A Physician (Geriatrician) and Practice Director

For a hospital-affiliated Geriatric Medical House Call Program

The Geriatric Medical House Call Program had a patient in her 70’s who was recently treated in home for pneumonia. While the pneumonia had stabilized, the patient had a lingering cough (as is normal for pneumonia patients). For loved ones, a lingering cough may cause concerns. An out-of-town family member grew concerned after observing the cough and dialed 911 to have the patient sent to an Emergency Department (ED, ER) at a different hospital than the one affiliated with the House Call Program.

During the hospital ED admission process, the patient was described with a generic chief complaint of “cough” in the Admit Discharge Transfer (ADT) notes. ENS sent a notification to the practice director of the House Call program that allowed him to be aware of a potential readmission case. Using the HIE’s query portal, the practice director retrieved the diagnostic report from the x-ray that had already been conducted at the admitting ED. Diagnostic x-rays showed no new complications and suggested that the original pneumonia had begun to subside.

This available data suggested to the Practice Director that the original pneumonia had not returned and the coughing was benign in nature. Subsequently, the Practice Director spoke with the treating physician at the ED to discharge the patient after explaining the prior history to the treating physician.

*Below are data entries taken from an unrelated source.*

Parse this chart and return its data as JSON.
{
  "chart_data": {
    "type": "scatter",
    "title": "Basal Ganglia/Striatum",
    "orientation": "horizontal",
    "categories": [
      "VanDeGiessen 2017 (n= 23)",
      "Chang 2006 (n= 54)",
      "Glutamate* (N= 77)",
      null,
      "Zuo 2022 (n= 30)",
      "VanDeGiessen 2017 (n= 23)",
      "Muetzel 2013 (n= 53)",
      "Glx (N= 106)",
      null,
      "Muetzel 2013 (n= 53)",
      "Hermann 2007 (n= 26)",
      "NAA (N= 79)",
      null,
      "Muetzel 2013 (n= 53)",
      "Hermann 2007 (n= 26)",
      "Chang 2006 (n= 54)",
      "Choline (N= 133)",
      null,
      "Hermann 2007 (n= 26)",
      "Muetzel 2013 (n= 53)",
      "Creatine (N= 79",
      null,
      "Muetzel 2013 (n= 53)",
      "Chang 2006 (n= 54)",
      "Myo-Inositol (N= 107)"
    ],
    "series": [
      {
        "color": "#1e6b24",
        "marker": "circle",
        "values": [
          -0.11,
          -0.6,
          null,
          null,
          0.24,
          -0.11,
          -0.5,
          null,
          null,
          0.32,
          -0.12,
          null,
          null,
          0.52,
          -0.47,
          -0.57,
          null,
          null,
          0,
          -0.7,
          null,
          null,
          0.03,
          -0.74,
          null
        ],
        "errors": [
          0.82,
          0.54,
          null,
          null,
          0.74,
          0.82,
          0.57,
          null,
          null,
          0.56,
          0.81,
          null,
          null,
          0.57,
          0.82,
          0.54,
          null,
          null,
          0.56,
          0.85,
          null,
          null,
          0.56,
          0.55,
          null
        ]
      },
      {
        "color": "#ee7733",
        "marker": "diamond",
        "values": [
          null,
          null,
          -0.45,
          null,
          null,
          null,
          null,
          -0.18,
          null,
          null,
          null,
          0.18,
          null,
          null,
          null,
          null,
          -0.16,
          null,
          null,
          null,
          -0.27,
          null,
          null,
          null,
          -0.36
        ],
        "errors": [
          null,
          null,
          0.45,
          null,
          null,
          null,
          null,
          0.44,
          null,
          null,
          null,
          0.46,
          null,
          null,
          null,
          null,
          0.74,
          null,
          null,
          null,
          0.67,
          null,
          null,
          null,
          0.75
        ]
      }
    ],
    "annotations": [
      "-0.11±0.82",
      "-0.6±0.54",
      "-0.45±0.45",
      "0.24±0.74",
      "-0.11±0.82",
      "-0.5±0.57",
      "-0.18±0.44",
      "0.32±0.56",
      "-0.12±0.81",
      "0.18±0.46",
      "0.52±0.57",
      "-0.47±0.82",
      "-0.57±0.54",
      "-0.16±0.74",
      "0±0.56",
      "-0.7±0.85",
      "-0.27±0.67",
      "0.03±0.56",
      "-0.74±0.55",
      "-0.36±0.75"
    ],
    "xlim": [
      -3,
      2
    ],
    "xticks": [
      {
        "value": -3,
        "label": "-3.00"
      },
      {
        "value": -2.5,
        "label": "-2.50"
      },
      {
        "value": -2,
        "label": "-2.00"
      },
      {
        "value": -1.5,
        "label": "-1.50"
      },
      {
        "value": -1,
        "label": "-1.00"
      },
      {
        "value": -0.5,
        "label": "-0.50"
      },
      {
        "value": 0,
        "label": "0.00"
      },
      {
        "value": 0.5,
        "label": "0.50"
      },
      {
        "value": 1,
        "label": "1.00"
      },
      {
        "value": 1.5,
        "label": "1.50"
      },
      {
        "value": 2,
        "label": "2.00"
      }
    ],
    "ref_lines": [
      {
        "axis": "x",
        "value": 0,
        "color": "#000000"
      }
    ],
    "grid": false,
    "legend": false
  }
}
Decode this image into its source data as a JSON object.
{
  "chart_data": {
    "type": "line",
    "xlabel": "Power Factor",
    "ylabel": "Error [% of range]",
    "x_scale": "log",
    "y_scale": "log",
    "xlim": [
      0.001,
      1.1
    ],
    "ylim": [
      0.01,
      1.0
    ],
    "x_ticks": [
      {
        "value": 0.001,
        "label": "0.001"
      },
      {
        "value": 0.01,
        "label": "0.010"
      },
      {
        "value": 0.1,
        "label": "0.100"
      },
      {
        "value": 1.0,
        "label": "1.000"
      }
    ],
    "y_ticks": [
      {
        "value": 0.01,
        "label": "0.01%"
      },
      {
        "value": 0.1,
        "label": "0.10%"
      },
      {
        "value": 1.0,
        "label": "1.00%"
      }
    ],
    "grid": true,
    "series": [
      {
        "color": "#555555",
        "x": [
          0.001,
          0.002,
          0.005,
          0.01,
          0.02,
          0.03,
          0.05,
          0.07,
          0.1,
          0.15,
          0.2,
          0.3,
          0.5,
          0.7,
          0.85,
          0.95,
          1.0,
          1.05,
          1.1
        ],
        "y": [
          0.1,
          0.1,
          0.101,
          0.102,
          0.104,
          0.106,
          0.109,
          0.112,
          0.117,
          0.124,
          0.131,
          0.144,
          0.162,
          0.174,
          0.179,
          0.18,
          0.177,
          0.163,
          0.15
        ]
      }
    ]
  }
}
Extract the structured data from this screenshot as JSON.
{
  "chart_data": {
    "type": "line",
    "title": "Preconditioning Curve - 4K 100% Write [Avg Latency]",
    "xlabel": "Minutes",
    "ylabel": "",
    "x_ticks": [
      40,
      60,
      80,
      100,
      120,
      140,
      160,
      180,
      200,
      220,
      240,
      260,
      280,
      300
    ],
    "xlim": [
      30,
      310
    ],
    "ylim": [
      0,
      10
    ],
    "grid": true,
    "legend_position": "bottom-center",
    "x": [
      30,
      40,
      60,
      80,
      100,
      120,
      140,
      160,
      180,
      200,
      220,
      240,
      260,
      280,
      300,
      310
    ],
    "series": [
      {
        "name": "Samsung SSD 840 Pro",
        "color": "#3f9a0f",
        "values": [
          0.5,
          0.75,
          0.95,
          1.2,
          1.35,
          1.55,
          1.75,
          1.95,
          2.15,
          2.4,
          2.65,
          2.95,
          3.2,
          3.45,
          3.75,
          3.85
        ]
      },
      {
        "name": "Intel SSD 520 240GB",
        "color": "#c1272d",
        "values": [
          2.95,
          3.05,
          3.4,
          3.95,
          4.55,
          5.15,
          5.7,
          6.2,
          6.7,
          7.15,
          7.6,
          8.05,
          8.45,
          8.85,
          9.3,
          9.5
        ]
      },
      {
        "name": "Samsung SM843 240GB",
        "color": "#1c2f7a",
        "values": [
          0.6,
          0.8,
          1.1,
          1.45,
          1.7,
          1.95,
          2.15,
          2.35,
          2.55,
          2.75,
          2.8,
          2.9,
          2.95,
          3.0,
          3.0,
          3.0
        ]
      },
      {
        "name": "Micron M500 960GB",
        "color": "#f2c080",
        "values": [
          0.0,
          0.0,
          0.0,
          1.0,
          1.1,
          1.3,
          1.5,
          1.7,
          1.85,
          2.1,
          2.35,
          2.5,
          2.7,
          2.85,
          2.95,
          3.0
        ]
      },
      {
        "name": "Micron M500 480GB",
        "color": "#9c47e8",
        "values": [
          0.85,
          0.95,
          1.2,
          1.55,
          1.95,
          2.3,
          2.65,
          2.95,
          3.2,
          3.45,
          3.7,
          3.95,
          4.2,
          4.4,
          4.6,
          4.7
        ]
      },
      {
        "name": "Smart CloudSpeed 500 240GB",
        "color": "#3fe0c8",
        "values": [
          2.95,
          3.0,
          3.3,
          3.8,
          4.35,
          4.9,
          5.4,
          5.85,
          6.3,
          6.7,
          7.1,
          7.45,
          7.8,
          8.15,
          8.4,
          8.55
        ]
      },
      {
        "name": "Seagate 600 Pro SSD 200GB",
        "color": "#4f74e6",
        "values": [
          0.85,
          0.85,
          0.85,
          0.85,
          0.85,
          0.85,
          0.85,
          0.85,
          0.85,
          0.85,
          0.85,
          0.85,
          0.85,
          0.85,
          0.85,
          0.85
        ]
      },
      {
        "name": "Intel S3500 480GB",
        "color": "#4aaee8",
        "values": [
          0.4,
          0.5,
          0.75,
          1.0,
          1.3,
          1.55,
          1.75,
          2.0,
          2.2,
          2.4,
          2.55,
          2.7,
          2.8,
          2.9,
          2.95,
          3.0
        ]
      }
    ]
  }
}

The ED treating physician agreed and then discharged the patient; thus, an unnecessary inpatient admission was avoided.

We are “astounded every day that this thing [ENS] even exists,” said the Practice Director.

Practice Directors at House Call programs often get ENS discharge notifications, schedule their in-home follow-up visits, see the patient within 48 hours, and realize that their patients were prescribed a medication at the hospital that they have no business being on (adverse reactions w/ existing meds, etc.). If ENS didn’t allow them to see their patients so quickly after discharge, severe (avoidable) adverse effects could materialize based on these improper medications.

Other benefits of ENS include the following:

  • As a home care practice, the “Discharge to” field in ENS notifications is immensely valuable to find out how to conduct follow-up visits. 
  • Healthcare team members and stakeholders of care use ENS notifications to identify frequent flyers with greater certainty.
  • CMS requires them to run quality outcomes measures on their patients–ENS greatly facilitates their ability to measure readmission rate and comply with CMS.

Workflow Integration

  1. Lead geriatrician and one support staff receive all notifications (via Direct) at all times.
  2. They forward all notifications to the on-call physician for that week as well.
  3. If they receive an ENS notification indicating one of their patients has been admitted to an ED outside of their affiliated hospital:
  4. The Practice Director logs into the HIE’s query portal to obtain any information on the current hospitalization that may have already been submitted to the HIE: lab results, imaging reports, etc.
  5. The on-call physician for their program contacts and speaks with the on-call ED physician at the treating hospital, and they discuss medical histories, recent labs, imaging results, procedures.


Part of the overall goal is to divert unnecessary inpatient admissions. If they receive an ENS notification indicating one of their patients has been discharged from a hospital, then the support staff checks Direct inbox for notifications on discharges, i.e. every Sunday and Wednesday. Subsequently, the practice nurse/NP will work to contact patient, and schedule a home visit within 48 hours after discharge.